I’m stealing the title for my post from this article in the NY Times, because it captures what I’ve been thinking about and where I want to explore. I recommend that you read the article, if you get the chance — it’s brief but intriguing — as a precursor to discussion.
The topic is money and our social relationships within the Church.
As an undergrad at BYU, I did not run with a wealthy crowd. I tried to pay my own way through school with summer jobs and financial aid. I had a car, but not a lot of cash to throw around. For the most part, I was far from unique — even the rich kids I knew were on budgets, even if they were externally determined. Still, it was strange sometimes to go to the Creamery of any of the various Provo attractions and see those who would toss $20s at the cashier while others would just get water.
10 years later, I consider myself far from rich. I don’t have a lot of debt, outside my mortgage, and my wife works too. I think I probably make more now than my parents ever did, and the thought freaks me out. Have I acheived anything? Probably not, but for some reason it strikes me as some kind of milestone. But here’s what has happened: somewhere along the line, social class has snuck in.
I’m more self-conscious about money, even though I have more of it than I used to. Two weeks ago on vacation in California, the rental car agency screwed up and offered us a convertible instead of the compact car we reserved. We almost didn’t take it, not just because it was a horrible gigantic Chrysler, but because of the thought — what will people think if we pull up in a convertible? The pressure to fit in has grown up and reversed itself: instead of the priciest jeans, now we want to preserve the image of our humble origins.
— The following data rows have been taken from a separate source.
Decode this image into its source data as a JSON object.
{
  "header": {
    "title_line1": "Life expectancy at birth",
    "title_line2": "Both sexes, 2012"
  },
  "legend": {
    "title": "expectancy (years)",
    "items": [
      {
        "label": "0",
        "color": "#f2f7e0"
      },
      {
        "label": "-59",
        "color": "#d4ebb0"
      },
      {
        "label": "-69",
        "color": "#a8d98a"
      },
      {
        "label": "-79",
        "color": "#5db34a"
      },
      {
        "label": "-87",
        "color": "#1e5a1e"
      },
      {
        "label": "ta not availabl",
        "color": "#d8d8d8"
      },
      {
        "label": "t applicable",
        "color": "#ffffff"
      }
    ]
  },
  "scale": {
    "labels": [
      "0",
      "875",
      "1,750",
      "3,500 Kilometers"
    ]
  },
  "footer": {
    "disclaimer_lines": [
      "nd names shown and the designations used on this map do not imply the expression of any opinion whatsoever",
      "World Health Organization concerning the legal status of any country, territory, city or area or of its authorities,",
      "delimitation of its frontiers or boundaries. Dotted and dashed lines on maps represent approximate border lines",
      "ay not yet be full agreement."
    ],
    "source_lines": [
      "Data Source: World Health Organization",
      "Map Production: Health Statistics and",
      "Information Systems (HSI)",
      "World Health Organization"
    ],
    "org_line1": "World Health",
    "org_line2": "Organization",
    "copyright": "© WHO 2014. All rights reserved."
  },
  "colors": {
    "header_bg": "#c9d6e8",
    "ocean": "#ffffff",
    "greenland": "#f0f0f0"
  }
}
We talked with some long-time friends the other day, and they told us about how things were tight and how I made the right choice in becoming a lawyer and how they didn’t know how they were going to make things work. They have kids, responsibilities and are some of the best people we know in the world. Compared to them, I’m rich. Then the thought occurs to me, how much money I have, and how I could give them my money. Pride, my stinginess and this social barrier of wealth ensures that will never happen. And the whole time I’m thinking: this is sin, isn’t it?